Video History Bill Passes House, Struggling Netflix Could Finally Stream On Facebook In US

Netflix is building an app for Facebook that would let its users see what movies or shows their friends are watching, then click to watch them without having to leave Facebook. But when the two companies announced the app in September, Netflix chief executive Reed Hastings said it wouldn’t be available in the US because of a law from the 1980s that prohibited video rental history sharing.

In an age where people purposefully share their activities with friends, that law has become absurd. Thankfully, the House understands this. A revised bill, which passed the House yesterday, would let providers share video history information after first receiving the user’s consent. Now it just needs to pass the Senate.

This could mean Netflix, which has been losing users right and left after a number of missteps this year, would get access to the 155 million or so Facebook users in the US. Facebook is already driving significant traffic to YouTube and other online video sites, suggesting the app could ultimately result in higher usage and new (or renewed) Netflix subscriptions from Facebook users.

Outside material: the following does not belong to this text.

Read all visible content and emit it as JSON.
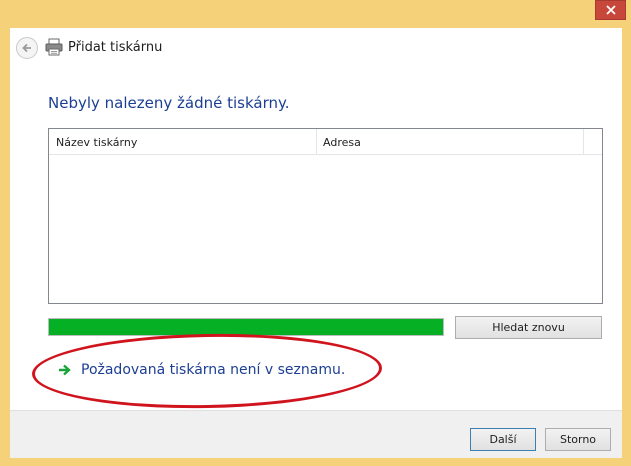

The original Video Privacy Protection Act was passed in 1988 by an angry Congress after a Supreme Court nominee, Robert Bork, had his video rental record published by a journalist. The actual rentals weren’t especially interesting — it was more a jab at Bork’s belief that citizens only had privacy rights provided to them directly by legislation. But Congress’s reaction was to make it illegal for video providers to share what their users watch. A couple cases have since been brought against Blockbuster and Netflix based on the bill, that presumably scared Netflix off from launching the Facebook app.

Some more details on what the revised bill will allow, from sponsor Bob Goodlatte (R-Virginia).

The Goodlatte legislation, H.R. 2471, updates the VPPA to allow video tape service providers to facilitate the sharing on social media networks of the movies watched or recommended by users.  Specifically, it is narrowly crafted to preserve the VPPA’s protections for consumers’ privacy while modernizing the law to empower consumers to do more with their video consumption preferences, including sharing names of new or favorite TV shows or movies on social media in a simple way.  However, it protects the consumer’s control over his information by requiring consumer consent before any of this can occur.  And, it makes clear that a consumer can opt-in to the ongoing sharing of his or her favorite movies or TV shows without having to provide consent each and every time a movie is rented.  It also makes clear that written, affirmative consent can be provided through the Internet and can be withdrawn at any time.